The justice ministry of the former Soviet republic said that riots broke out on Sunday evening at the high-security prison in Vakhdat, 10 kilometres from the capital Dushanbe, when ISIS sympathisers armed with knives killed several guards and other prisoners.
Tajikistan officials said one of the instigators of the riot was the son of Gulmurod Khalimov, a special forces colonel who defected to ISIS in 2015. At the time, Khalimov, who had received Russian and US military training, issued a 10-minute propaganda video calling for public acts of violence against Tajikistan, Russia and the United States.
The Justice Ministry said that security forces had restored order, killing 24 inmates of a population of some 1,500 in the process. The ISIS prisoners killed five other inmates, officials said.

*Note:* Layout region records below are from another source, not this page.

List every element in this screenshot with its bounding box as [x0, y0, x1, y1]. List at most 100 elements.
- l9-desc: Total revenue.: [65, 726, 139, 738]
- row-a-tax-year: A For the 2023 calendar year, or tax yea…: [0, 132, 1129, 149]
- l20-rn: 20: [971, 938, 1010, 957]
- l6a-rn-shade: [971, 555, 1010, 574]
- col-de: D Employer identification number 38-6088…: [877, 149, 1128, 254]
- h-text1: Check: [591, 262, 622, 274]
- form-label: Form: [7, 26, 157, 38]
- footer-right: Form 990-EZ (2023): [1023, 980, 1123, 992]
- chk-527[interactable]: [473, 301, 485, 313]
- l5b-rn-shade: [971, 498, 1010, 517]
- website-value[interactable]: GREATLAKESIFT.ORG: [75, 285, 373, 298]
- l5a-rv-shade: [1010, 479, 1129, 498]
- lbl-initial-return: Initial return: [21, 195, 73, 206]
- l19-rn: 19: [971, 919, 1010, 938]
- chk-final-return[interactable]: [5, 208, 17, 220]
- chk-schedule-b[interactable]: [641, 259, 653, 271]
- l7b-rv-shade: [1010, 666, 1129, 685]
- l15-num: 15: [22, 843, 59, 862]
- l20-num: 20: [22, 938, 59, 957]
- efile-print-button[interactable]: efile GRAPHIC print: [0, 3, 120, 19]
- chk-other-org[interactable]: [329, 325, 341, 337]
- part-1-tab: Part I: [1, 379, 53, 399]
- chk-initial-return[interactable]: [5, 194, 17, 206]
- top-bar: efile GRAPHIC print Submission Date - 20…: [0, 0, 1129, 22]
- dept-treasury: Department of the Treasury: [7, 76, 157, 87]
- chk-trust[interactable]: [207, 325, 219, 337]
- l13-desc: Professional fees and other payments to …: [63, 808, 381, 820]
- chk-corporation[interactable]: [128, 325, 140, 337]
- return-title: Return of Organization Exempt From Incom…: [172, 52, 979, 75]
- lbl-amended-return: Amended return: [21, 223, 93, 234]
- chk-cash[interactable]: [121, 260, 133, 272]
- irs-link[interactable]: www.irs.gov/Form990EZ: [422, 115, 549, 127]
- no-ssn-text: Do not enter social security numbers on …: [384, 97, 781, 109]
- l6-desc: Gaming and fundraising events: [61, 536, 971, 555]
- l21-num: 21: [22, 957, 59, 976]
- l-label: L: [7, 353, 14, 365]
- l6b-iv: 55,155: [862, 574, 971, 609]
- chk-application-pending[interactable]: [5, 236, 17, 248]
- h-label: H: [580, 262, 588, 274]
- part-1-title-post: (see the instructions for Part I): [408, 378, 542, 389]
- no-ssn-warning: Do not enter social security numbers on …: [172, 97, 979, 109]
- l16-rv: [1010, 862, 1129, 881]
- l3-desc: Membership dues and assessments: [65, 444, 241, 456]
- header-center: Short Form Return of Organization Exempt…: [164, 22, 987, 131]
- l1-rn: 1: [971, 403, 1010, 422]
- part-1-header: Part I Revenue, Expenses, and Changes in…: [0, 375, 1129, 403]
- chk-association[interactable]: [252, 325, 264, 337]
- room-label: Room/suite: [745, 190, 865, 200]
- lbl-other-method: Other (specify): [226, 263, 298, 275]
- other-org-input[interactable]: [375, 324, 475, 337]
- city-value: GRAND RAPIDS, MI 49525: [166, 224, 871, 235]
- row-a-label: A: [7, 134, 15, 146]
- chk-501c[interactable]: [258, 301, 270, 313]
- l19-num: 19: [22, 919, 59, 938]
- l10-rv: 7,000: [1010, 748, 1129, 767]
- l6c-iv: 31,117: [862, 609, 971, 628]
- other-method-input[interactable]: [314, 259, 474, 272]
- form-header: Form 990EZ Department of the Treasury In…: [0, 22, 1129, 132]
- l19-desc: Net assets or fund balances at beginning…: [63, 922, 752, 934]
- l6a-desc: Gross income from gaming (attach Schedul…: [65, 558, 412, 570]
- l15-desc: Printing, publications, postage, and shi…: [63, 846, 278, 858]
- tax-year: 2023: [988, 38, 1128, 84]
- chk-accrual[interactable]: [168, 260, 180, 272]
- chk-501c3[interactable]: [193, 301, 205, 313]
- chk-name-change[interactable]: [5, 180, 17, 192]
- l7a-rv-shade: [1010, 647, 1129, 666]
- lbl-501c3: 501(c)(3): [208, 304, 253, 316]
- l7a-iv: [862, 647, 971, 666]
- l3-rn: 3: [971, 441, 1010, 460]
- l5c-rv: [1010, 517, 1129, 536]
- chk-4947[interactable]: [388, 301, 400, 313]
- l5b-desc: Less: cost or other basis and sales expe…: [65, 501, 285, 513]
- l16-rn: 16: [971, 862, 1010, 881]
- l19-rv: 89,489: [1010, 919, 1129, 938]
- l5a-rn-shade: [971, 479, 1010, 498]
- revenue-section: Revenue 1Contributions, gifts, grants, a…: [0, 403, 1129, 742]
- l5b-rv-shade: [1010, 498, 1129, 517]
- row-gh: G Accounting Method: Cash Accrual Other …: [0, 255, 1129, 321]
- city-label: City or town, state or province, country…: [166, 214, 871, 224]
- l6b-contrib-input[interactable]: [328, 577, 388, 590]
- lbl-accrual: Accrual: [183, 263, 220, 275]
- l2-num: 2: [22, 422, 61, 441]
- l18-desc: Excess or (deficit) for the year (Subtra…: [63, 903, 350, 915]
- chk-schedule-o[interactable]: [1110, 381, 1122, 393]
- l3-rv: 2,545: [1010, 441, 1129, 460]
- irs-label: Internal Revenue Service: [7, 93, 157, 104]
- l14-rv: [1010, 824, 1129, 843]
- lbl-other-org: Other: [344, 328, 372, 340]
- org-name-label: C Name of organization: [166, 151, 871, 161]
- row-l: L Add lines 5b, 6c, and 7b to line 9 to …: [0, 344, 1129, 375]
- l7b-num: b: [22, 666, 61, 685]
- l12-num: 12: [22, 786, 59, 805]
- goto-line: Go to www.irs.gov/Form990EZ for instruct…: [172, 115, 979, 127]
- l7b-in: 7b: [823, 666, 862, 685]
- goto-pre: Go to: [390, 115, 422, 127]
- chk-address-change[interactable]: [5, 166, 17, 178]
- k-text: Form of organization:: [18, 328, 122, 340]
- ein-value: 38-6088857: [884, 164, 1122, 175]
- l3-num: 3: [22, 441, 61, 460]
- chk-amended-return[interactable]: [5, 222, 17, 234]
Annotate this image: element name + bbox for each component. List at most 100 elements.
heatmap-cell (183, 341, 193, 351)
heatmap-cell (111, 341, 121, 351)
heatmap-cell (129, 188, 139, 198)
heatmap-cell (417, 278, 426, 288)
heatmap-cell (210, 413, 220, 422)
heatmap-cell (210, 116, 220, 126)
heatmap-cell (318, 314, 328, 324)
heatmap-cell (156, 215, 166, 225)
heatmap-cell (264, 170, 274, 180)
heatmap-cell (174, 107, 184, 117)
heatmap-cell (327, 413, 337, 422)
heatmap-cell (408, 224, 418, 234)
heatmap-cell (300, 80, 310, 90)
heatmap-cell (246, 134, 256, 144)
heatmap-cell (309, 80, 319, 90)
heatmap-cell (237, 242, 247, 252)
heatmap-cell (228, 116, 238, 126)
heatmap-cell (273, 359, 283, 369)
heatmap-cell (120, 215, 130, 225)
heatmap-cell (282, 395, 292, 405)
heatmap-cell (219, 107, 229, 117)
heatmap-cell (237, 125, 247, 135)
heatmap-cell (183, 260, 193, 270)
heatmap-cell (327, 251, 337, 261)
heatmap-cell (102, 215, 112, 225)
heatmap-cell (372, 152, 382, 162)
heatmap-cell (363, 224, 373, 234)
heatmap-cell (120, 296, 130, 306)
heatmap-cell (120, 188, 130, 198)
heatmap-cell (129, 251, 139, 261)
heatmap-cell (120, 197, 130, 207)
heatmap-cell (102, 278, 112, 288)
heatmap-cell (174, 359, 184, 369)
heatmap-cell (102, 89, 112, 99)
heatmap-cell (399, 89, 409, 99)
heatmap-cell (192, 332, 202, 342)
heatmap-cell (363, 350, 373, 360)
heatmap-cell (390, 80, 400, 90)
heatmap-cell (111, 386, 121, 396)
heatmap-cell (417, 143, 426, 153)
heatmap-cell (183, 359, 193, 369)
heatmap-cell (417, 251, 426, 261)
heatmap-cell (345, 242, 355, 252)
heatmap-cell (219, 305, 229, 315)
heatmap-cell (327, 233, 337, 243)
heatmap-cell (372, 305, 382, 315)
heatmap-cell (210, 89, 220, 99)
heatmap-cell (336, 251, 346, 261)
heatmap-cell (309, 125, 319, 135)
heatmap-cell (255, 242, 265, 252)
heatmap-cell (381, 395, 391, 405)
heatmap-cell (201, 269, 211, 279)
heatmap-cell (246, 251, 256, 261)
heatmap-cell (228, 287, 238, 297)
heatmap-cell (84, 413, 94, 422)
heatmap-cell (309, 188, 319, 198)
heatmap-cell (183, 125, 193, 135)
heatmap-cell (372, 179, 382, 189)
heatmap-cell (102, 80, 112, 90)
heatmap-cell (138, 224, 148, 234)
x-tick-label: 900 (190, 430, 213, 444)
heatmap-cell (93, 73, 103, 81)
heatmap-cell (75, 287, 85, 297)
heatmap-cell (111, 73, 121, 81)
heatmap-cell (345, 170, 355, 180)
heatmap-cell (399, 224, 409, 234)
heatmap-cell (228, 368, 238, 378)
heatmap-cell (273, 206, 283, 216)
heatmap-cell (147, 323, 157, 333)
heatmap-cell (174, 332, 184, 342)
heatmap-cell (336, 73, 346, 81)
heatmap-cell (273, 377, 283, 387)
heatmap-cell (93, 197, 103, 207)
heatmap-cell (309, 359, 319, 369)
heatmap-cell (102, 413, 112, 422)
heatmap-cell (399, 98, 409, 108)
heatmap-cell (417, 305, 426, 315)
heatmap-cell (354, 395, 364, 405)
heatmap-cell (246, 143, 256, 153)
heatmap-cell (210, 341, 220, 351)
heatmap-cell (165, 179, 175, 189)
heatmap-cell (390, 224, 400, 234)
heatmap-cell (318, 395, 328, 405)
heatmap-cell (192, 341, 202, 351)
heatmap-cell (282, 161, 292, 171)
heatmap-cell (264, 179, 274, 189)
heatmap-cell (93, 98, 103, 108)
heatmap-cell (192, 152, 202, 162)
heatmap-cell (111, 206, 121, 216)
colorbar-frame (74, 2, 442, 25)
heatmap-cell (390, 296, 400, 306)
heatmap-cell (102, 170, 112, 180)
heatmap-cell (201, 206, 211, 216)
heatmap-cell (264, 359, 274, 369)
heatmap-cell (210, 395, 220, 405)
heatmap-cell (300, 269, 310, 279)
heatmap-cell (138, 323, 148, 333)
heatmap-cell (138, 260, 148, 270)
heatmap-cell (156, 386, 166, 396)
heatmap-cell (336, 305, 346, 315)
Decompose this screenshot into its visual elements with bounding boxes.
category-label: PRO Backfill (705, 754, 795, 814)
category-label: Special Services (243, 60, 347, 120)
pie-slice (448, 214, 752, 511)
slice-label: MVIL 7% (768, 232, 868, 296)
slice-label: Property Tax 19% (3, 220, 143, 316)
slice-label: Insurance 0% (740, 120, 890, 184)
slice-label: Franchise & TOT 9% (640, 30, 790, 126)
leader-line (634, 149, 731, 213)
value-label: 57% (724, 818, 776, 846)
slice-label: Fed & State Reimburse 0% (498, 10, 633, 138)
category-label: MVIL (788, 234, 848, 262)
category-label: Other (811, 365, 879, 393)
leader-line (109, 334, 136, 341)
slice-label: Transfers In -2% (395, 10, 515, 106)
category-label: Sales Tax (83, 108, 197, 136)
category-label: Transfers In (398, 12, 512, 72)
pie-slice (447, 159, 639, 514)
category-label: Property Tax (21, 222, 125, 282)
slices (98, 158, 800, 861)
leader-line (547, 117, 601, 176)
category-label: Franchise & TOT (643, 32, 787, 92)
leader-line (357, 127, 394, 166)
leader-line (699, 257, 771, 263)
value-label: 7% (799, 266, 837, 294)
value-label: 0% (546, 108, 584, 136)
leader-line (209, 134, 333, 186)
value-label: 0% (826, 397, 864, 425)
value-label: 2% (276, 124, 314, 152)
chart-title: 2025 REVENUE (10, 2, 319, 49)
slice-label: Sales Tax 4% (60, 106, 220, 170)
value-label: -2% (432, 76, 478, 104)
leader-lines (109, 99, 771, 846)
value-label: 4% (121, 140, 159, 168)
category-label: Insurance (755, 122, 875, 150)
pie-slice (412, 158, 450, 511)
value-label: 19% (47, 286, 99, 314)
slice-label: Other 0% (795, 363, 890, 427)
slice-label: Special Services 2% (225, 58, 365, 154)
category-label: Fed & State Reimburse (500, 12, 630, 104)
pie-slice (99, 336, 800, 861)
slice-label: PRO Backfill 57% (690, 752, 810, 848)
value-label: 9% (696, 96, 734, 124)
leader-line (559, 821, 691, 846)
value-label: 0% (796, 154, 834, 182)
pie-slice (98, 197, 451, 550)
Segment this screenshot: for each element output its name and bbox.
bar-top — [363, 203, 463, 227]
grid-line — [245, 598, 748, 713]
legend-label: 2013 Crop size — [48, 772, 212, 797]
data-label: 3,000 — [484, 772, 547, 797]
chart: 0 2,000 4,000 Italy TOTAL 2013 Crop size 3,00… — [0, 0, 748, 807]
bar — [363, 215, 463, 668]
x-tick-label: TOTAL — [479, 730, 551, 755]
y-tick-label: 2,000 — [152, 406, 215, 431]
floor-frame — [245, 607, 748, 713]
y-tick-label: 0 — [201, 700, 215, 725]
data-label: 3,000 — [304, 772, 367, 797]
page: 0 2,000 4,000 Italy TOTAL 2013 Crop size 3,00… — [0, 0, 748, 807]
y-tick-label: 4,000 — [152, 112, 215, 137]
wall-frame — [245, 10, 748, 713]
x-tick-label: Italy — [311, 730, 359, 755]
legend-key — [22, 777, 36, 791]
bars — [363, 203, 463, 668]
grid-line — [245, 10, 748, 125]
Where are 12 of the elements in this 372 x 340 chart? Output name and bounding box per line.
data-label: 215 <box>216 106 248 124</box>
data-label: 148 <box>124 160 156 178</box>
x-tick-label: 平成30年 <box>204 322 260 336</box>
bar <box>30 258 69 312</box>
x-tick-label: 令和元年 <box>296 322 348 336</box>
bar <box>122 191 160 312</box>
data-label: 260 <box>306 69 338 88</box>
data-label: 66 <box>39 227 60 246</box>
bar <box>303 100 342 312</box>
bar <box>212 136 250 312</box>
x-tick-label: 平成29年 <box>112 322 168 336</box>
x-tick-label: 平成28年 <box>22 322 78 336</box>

According to the Soufan Group, a global security think tank, 4,000 nationals from former Soviet republics in Central Asia have traveled to Iraq and Syria to join ISIS, with Muslim-majority Tajikistan contributing the largest proportion of recruits.
The country's struggle to contain the threat posed by ISIS sympathisers gained international attention last year when a group of foreign cyclists were killed in an attack claimed by the terror group.
Two US citizens, as well as one Swiss and Dutch national were killed in July last year in a car ramming attack 70 kilometres sound-east of Dushanbe that officials said was deliberate. Authorities said that two Islamists responsible for the attack were subsequently killed in a special operation.
The riot on Sunday was the second major disturbance in Tajikistan’s prisons in the last six months. In November last year, some 21 inmates were killed during violence instigated by ISIS sympathisers.
Since the last sliver of territory controlled by ISIS was captured by US-backed Kurdish forces this year, Tajikistan authorities have said that some 500 nationals were killed in fighting.
The government is brokering a deal to repatriate women and children affiliated with the terror group in a move that has sparked concern among some observers that they could pose an additional security threat to authorities already struggling to contain Islamists.